In 1950-59, 4037 publications in NZ (publication = pamphlet of 5+ pages, or a novel). Where are they, how do we get hold of them, and can they be freed?

  • Publications NZ - has all of the things, in MARC. Federated to Worldcat. US Copyright law restricts stuff since 1870.
  • Some stuff will need consultation with Iwi
  • Reclaiming New Zealand's Digitised Heritage project - Kiwi Alex
  • Today's bibliographies from libraries may not match online or physical storage. Stuff can be in stack, lost, moved, destroyed, storage, etc. It may be possible to use cross-catalogue data or cross-media data to track books down (e.g. mentions in Papers Past)
  • Maybe leave out unpublished data
  • How do we get institutions to lend the books to digitise? NL won't lend out valuable material without conservator reporting.

What format, and how do we make it text-searchable?

  • Agree on something like METS-ALTO and DC, and federate with OAI-PMH and/or use Digital NZ.
  • NL scanned 300dpi colour TIFF images per page, into PDF with page image + OCR.
  • e-books in EPUB, which is (more or less) zipped HTML. Kindle uses MobiPocket, another format based on Open eBook.
  • ODPS is a syndication format - like RSS but for e-books.
  • http://stats.govt.nz/ ← fully searchable open access (XML) yearbook data.
  • TEI XML can be huge and possibly redundant for many use cases - http://www.tei-c.org/
  • Gutenberg Project offer many formats - but some are auto-generated from a master

How do we make it available online?

  • Some data will be very specific and of little commercial or even research value.
  • Others will have high commercial value

Some have been digitised already.

  • Digitisation efforts are already under way at National Library.
  • Some stuff is in Google Books/Hathi Trust, but sourced from the US (little comms with Nat Lib NZ), can be tricky to get stuff from them
  • Some is public domain, some copyrighted

Do we want to cover periodicals?

  • Quite probably yes!
  • RILM are going about digitising.

Who will host it, who will "own" it and maintain it over time?
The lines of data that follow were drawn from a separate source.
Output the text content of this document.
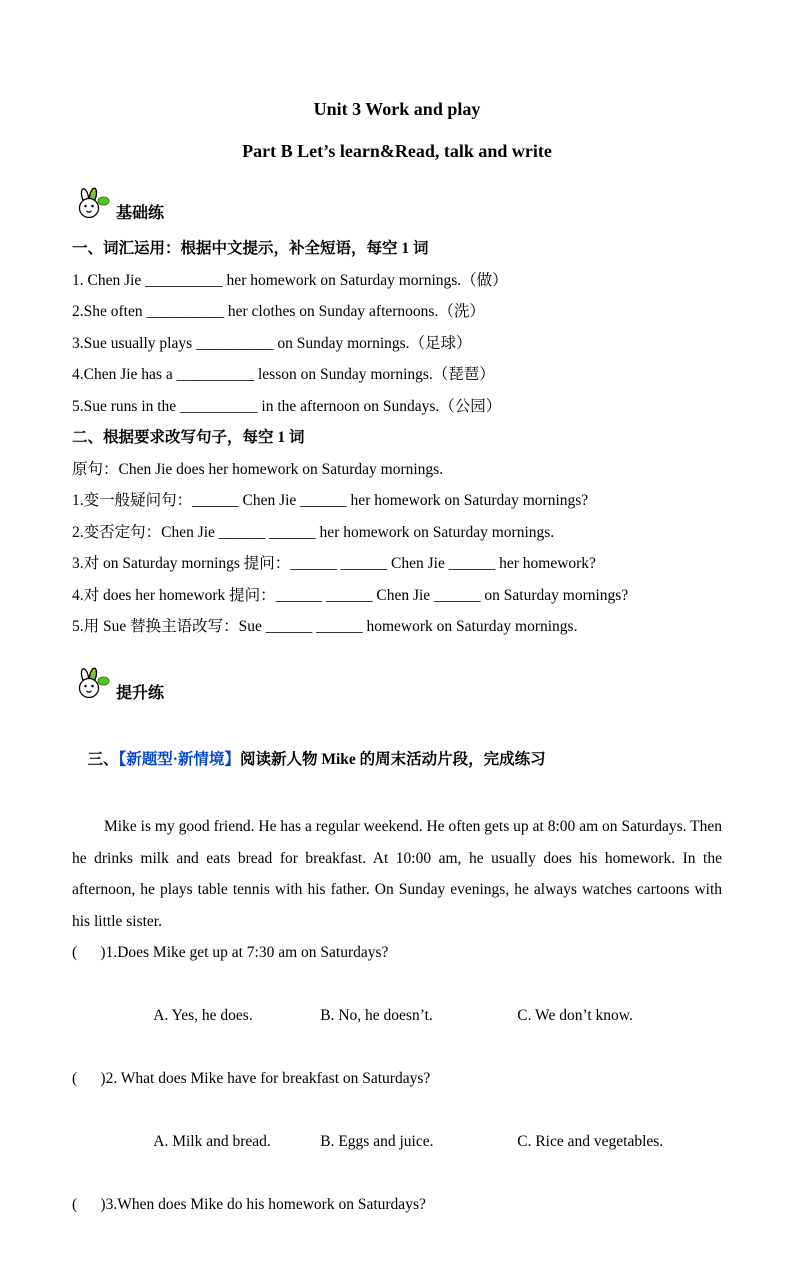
Unit 3 Work and play
Part B Let’s learn&Read, talk and write
基础练
一、词汇运用：根据中文提示，补全短语，每空 1 词
1. Chen Jie __________ her homework on Saturday mornings.（做）
2.She often __________ her clothes on Sunday afternoons.（洗）
3.Sue usually plays __________ on Sunday mornings.（足球）
4.Chen Jie has a __________ lesson on Sunday mornings.（琵琶）
5.Sue runs in the __________ in the afternoon on Sundays.（公园）
二、根据要求改写句子，每空 1 词
原句：Chen Jie does her homework on Saturday mornings.
1.变一般疑问句：______ Chen Jie ______ her homework on Saturday mornings?
2.变否定句：Chen Jie ______ ______ her homework on Saturday mornings.
3.对 on Saturday mornings 提问：______ ______ Chen Jie ______ her homework?
4.对 does her homework 提问：______ ______ Chen Jie ______ on Saturday mornings?
5.用 Sue 替换主语改写：Sue ______ ______ homework on Saturday mornings.
提升练

三、【新题型·新情境】阅读新人物 Mike 的周末活动片段，完成练习

Mike is my good friend. He has a regular weekend. He often gets up at 8:00 am on Saturdays. Then he drinks milk and eats bread for breakfast. At 10:00 am, he usually does his homework. In the afternoon, he plays table tennis with his father. On Sunday evenings, he always watches cartoons with his little sister.

(      )1.Does Mike get up at 7:30 am on Saturdays?

A. Yes, he does.	B. No, he doesn’t.	C. We don’t know.

(      )2. What does Mike have for breakfast on Saturdays?

A. Milk and bread.	B. Eggs and juice.	C. Rice and vegetables.

(      )3.When does Mike do his homework on Saturdays?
  • National Library seems the most sensible fit
  • Public/Private collaboration; should we delete data that is objected to by one or two stakeholders?
    • Reliance on corporate law and upholding contracts
    • Could the private organisations be not-for-profit, or similarly chartered?
    • Retain public ownership

Audience

Where is the data for matching your message, with the right audience, and the platform they tend to use? For example for 16 year-olds, we need Facebook, but not so much for retirees?!

  • Media studies - in primary and secondary education, there are "bring your own device" initiatives which may have good data.
  • Sometimes lack of demand is because people don't know it's available and/or don't know they're looking for it
  • Local information could be sliced-and-diced by locality, person, and so on (semantic metadata) and be highly relevant to the punters.